[<prev] [next>] [<thread-prev] [thread-next>] [day] [month] [year] [list]
Message-ID: <f9d0836e-3673-380c-29e2-21b31447207f@bytedance.com>
Date: Fri, 24 Feb 2023 12:08:59 +0800
From: Qi Zheng <zhengqi.arch@...edance.com>
To: paulmck@...nel.org
Cc: akpm@...ux-foundation.org, tkhai@...ru, hannes@...xchg.org,
shakeelb@...gle.com, mhocko@...nel.org, roman.gushchin@...ux.dev,
muchun.song@...ux.dev, david@...hat.com, shy828301@...il.com,
sultan@...neltoast.com, dave@...olabs.net,
penguin-kernel@...ove.SAKURA.ne.jp, linux-mm@...ck.org,
linux-kernel@...r.kernel.org
Subject: Re: [PATCH v2 0/7] make slab shrink lockless
On 2023/2/24 02:19, Paul E. McKenney wrote:
> On Thu, Feb 23, 2023 at 09:27:18PM +0800, Qi Zheng wrote:
>> Hi all,
>>
>> This patch series aims to make slab shrink lockless.
>>
>> 1. Background
>> =============
>>
>> On our servers, we often find the following system cpu hotspots:
>>
>> 44.16% [kernel] [k] down_read_trylock
>> 14.12% [kernel] [k] up_read
>> 13.43% [kernel] [k] shrink_slab
>> 5.25% [kernel] [k] count_shadow_nodes
>> 3.42% [kernel] [k] idr_find
>>
>> Then we used bpftrace to capture its calltrace as follows:
>>
>> @[
>> down_read_trylock+5
>> shrink_slab+292
>> shrink_node+640
>> do_try_to_free_pages+211
>> try_to_free_mem_cgroup_pages+266
>> try_charge_memcg+386
>> charge_memcg+51
>> __mem_cgroup_charge+44
>> __handle_mm_fault+1416
>> handle_mm_fault+260
>> do_user_addr_fault+459
>> exc_page_fault+104
>> asm_exc_page_fault+38
>> clear_user_rep_good+18
>> read_zero+100
>> vfs_read+176
>> ksys_read+93
>> do_syscall_64+62
>> entry_SYSCALL_64_after_hwframe+114
>> ]: 1868979
>>
>> It is easy to see that this is caused by the frequent failure to obtain the
>> read lock of shrinker_rwsem when reclaiming slab memory.
>>
>> Currently, the shrinker_rwsem is a global lock. And the following cases may
>> cause the above system cpu hotspots:
>>
>> a. the write lock of shrinker_rwsem was held for too long. For example, there
>> are many memcgs in the system, which causes some paths to hold locks and
>> traverse it for too long. (e.g. expand_shrinker_info())

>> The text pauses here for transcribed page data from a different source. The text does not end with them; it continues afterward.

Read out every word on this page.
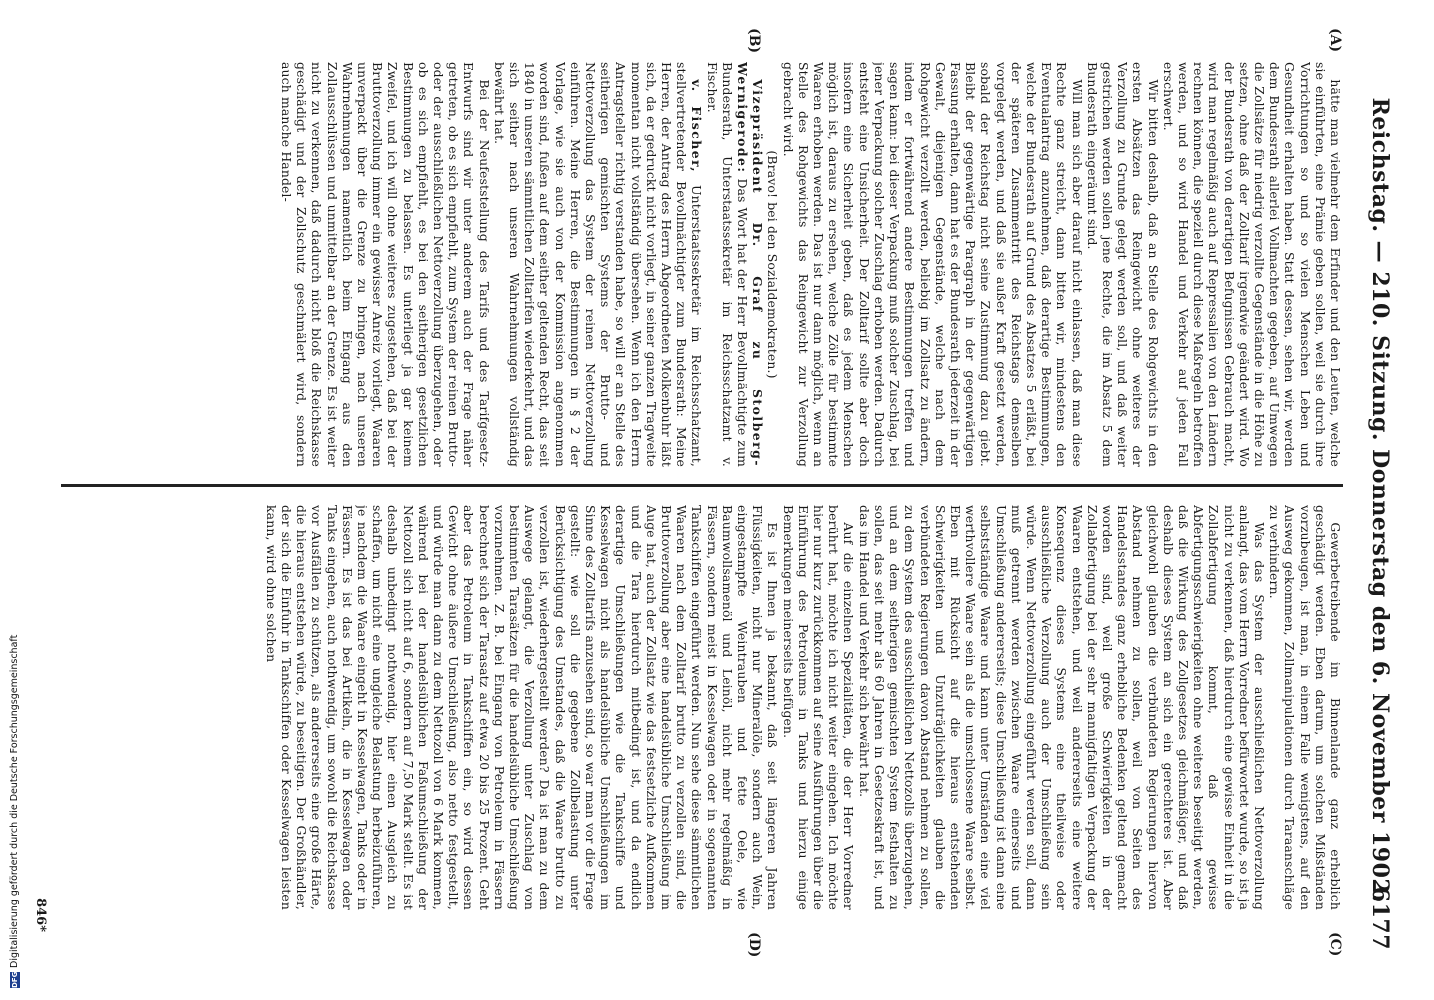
Reichstag. — 210. Sitzung. Donnerstag den 6. November 1902.
6177
(A)
(B)
(C)
(D)

hätte man vielmehr dem Erfinder und den Leuten, welche sie einführten, eine Prämie geben sollen, weil sie durch ihre Vorrichtungen so und so vielen Menschen Leben und Gesundheit erhalten haben. Statt dessen, sehen wir, werden dem Bundesrath allerlei Vollmachten gegeben, auf Umwegen die Zollsätze für niedrig verzollte Gegenstände in die Höhe zu setzen, ohne daß der Zolltarif irgendwie geändert wird. Wo der Bundesrath von derartigen Befugnissen Gebrauch macht, wird man regelmäßig auch auf Repressalien von den Ländern rechnen können, die speziell durch diese Maßregeln betroffen werden, und so wird Handel und Verkehr auf jeden Fall erschwert.

Wir bitten deshalb, daß an Stelle des Rohgewichts in den ersten Absätzen das Reingewicht ohne weiteres der Verzollung zu Grunde gelegt werden soll, und daß weiter gestrichen werden sollen jene Rechte, die im Absatz 5 dem Bundesrath eingeräumt sind.

Will man sich aber darauf nicht einlassen, daß man diese Rechte ganz streicht, dann bitten wir, mindestens den Eventualantrag anzunehmen, daß derartige Bestimmungen, welche der Bundesrath auf Grund des Absatzes 5 erläßt, bei der späteren Zusammentritt des Reichstags demselben vorgelegt werden, und daß sie außer Kraft gesetzt werden, sobald der Reichstag nicht seine Zustimmung dazu giebt. Bleibt der gegenwärtige Paragraph in der gegenwärtigen Fassung erhalten, dann hat es der Bundesrath jederzeit in der Gewalt, diejenigen Gegenstände, welche nach dem Rohgewicht verzollt werden, beliebig im Zollsatz zu ändern, indem er fortwährend andere Bestimmungen treffen und sagen kann: bei dieser Verpackung muß solcher Zuschlag, bei jener Verpackung solcher Zuschlag erhoben werden. Dadurch entsteht eine Unsicherheit. Der Zolltarif sollte aber doch insofern eine Sicherheit geben, daß es jedem Menschen möglich ist, daraus zu ersehen, welche Zölle für bestimmte Waaren erhoben werden. Das ist nur dann möglich, wenn an Stelle des Rohgewichts das Reingewicht zur Verzollung gebracht wird.

(Bravo! bei den Sozialdemokraten.)

Vizepräsident Dr. Graf zu Stolberg-Wernigerode: Das Wort hat der Herr Bevollmächtigte zum Bundesrath, Unterstaatssekretär im Reichsschatzamt v. Fischer.

v. Fischer, Unterstaatssekretär im Reichsschatzamt, stellvertretender Bevollmächtigter zum Bundesrath: Meine Herren, der Antrag des Herrn Abgeordneten Molkenbuhr läßt sich, da er gedruckt nicht vorliegt, in seiner ganzen Tragweite momentan nicht vollständig übersehen. Wenn ich den Herrn Antragsteller richtig verstanden habe, so will er an Stelle des seitherigen gemischten Systems der Brutto- und Nettoverzollung das System der reinen Nettoverzollung einführen. Meine Herren, die Bestimmungen in § 2 der Vorlage, wie sie auch von der Kommission angenommen worden sind, fußen auf dem seither geltenden Recht, das seit 1840 in unseren sämmtlichen Zolltarifen wiederkehrt, und das sich seither nach unseren Wahrnehmungen vollständig bewährt hat.

Bei der Neufeststellung des Tarifs und des Tarifgesetz-Entwurfs sind wir unter anderem auch der Frage näher getreten, ob es sich empfiehlt, zum System der reinen Brutto- oder der ausschließlichen Nettoverzollung überzugehen, oder ob es sich empfiehlt, es bei den seitherigen gesetzlichen Bestimmungen zu belassen. Es unterliegt ja gar keinem Zweifel, und ich will ohne weiteres zugestehen, daß bei der Bruttoverzollung immer ein gewisser Anreiz vorliegt, Waaren unverpackt über die Grenze zu bringen, nach unseren Wahrnehmungen namentlich beim Eingang aus den Zollausschlüssen und unmittelbar an der Grenze. Es ist weiter nicht zu verkennen, daß dadurch nicht bloß die Reichskasse geschädigt und der Zollschutz geschmälert wird, sondern auch manche Handel-

Gewerbetreibende im Binnenlande ganz erheblich geschädigt werden. Eben darum, um solchen Mißständen vorzubeugen, ist man, in einem Falle wenigstens, auf den Ausweg gekommen, Zollmanipulationen durch Taraanschläge zu verhindern.

Was das System der ausschließlichen Nettoverzollung anlangt, das vom Herrn Vorredner befürwortet wurde, so ist ja nicht zu verkennen, daß hierdurch eine gewisse Einheit in die Zollabfertigung kommt, daß gewisse Abfertigungsschwierigkeiten ohne weiteres beseitigt werden, daß die Wirkung des Zollgesetzes gleichmäßiger, und daß deshalb dieses System an sich ein gerechteres ist. Aber gleichwohl glauben die verbündeten Regierungen hiervon Abstand nehmen zu sollen, weil von Seiten des Handelsstandes ganz erhebliche Bedenken geltend gemacht worden sind, weil große Schwierigkeiten in der Zollabfertigung bei der sehr mannigfaltigen Verpackung der Waaren entstehen, und weil andererseits eine weitere Konsequenz dieses Systems eine theilweise oder ausschließliche Verzollung auch der Umschließung sein würde. Wenn Nettoverzollung eingeführt werden soll, dann muß getrennt werden zwischen Waare einerseits und Umschließung andererseits; diese Umschließung ist dann eine selbstständige Waare und kann unter Umständen eine viel werthvollere Waare sein als die umschlossene Waare selbst. Eben mit Rücksicht auf die hieraus entstehenden Schwierigkeiten und Unzuträglichkeiten glauben die verbündeten Regierungen davon Abstand nehmen zu sollen, zu dem System des ausschließlichen Nettozolls überzugehen, und an dem seitherigen gemischten System festhalten zu sollen, das seit mehr als 60 Jahren in Gesetzeskraft ist, und das im Handel und Verkehr sich bewährt hat.

Auf die einzelnen Spezialitäten, die der Herr Vorredner berührt hat, möchte ich nicht weiter eingehen. Ich möchte hier nur kurz zurückkommen auf seine Ausführungen über die Einführung des Petroleums in Tanks und hierzu einige Bemerkungen meinerseits beifügen.

Es ist Ihnen ja bekannt, daß seit längeren Jahren Flüssigkeiten, nicht nur Mineralöle, sondern auch Wein, eingestampfte Weintrauben und fette Oele, wie Baumwollsamenöl und Leinöl, nicht mehr regelmäßig in Fässern, sondern meist in Kesselwagen oder in sogenannten Tankschiffen eingeführt werden. Nun sehe diese sämmtlichen Waaren nach dem Zolltarif brutto zu verzollen sind, die Bruttoverzollung aber eine handelsübliche Umschließung im Auge hat, auch der Zollsatz wie das festsetzliche Aufkommen und die Tara hierdurch mitbedingt ist, und da endlich derartige Umschließungen wie die Tankschiffe und Kesselwagen nicht als handelsübliche Umschließungen im Sinne des Zolltarifs anzusehen sind, so war man vor die Frage gestellt: wie soll die gegebene Zollbelastung unter Berücksichtigung des Umstandes, daß die Waare brutto zu verzollen ist, wiederhergestellt werden? Da ist man zu dem Auswege gelangt, die Verzollung unter Zuschlag von bestimmten Tarasätzen für die handelsübliche Umschließung vorzunehmen. Z. B. bei Eingang von Petroleum in Fässern berechnet sich der Tarasatz auf etwa 20 bis 25 Prozent. Geht aber das Petroleum in Tankschiffen ein, so wird dessen Gewicht ohne äußere Umschließung, also netto festgestellt, und würde man dann zu dem Nettozoll von 6 Mark kommen, während bei der handelsüblichen Faßumschließung der Nettozoll sich nicht auf 6, sondern auf 7,50 Mark stellt. Es ist deshalb unbedingt nothwendig, hier einen Ausgleich zu schaffen, um nicht eine ungleiche Belastung herbeizuführen, je nachdem die Waare eingeht in Kesselwagen, Tanks oder in Fässern. Es ist das bei Artikeln, die in Kesselwagen oder Tanks eingehen, auch nothwendig, um sowohl die Reichskasse vor Ausfällen zu schützen, als andererseits eine große Härte, die hieraus entstehen würde, zu beseitigen. Der Großhändler, der sich die Einfuhr in Tankschiffen oder Kesselwagen leisten kann, wird ohne solchen

846*
DFG
Digitalisierung gefördert durch die Deutsche Forschungsgemeinschaft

>> b. the read lock of shrinker_rwsem was held for too long, and a writer came at
>> this time. Then this writer will be forced to wait and block all subsequent
>> readers.
>> For example:
>> - be scheduled when the read lock of shrinker_rwsem is held in
>> do_shrink_slab()
>> - some shrinker are blocked for too long. Like the case mentioned in the
>> patchset[1].
>>
>> [1]. https://lore.kernel.org/lkml/20191129214541.3110-1-ptikhomirov@virtuozzo.com/
>>
>> And all the down_read_trylock() hotspots caused by the above cases can be
>> solved by replacing the shrinker_rwsem trylocks with SRCU.
Hi Paul,
>
> Glad to see that making SRCU unconditional was helpful! And I do very
> much like the idea of the shrinker running better!
+1 :)
>
> The main thing that enabled unconditional SRCU was the code added in
> v5.19 to dynamically allocate SRCU's srcu_node combining tree. This is
> important for a number of Linux distributions that have NR_CPUS up in the
> thousands, for which this combining tree is quite large. In v5.19 and
> later, srcu_struct structures without frequent call_srcu() invocations
> never allocate that combining tree. Even srcu_struct structures that
> have enough call_srcu() activity to cause the lock contention that in
> turn forces the combining tree to be allocated, that combining tree
> is sized for the actual number of CPUs present, which is usually way
> smaller than NR_CPUS.
Thank you very much for such a detailed background introduction. :)
>
> So if you are going to backport this back past v5.19, you might also
> need those SRCU changes. Or not, depending on how much memory your
> systems are equipped with. ;-)
Got it.
Thanks,
Qi
>
> Thanx, Paul
>
>> 2. Survey
>> =========
>>
>> Before doing the code implementation, I found that there were many similar
>> submissions in the community:
>>
>> a. Davidlohr Bueso submitted a patch in 2015.
>> Subject: [PATCH -next v2] mm: srcu-ify shrinkers
>> Link: https://lore.kernel.org/all/1437080113.3596.2.camel@stgolabs.net/
>> Result: It was finally merged into the linux-next branch, but failed on arm
>> allnoconfig (without CONFIG_SRCU)
>>
>> b. Tetsuo Handa submitted a patchset in 2017.
>> Subject: [PATCH 1/2] mm,vmscan: Kill global shrinker lock.
>> Link: https://lore.kernel.org/lkml/1510609063-3327-1-git-send-email-penguin-kernel@I-love.SAKURA.ne.jp/
>> Result: Finally chose to use the current simple way (break when
>> rwsem_is_contended()). And Christoph Hellwig suggested to using SRCU,
>> but SRCU was not unconditionally enabled at the time.
>>
>> c. Kirill Tkhai submitted a patchset in 2018.
>> Subject: [PATCH RFC 00/10] Introduce lockless shrink_slab()
>> Link: https://lore.kernel.org/lkml/153365347929.19074.12509495712735843805.stgit@localhost.localdomain/
>> Result: At that time, SRCU was not unconditionally enabled, and there were
>> some objections to enabling SRCU. Later, because Kirill's focus was
>> moved to other things, this patchset was not continued to be updated.
>>
>> d. Sultan Alsawaf submitted a patch in 2021.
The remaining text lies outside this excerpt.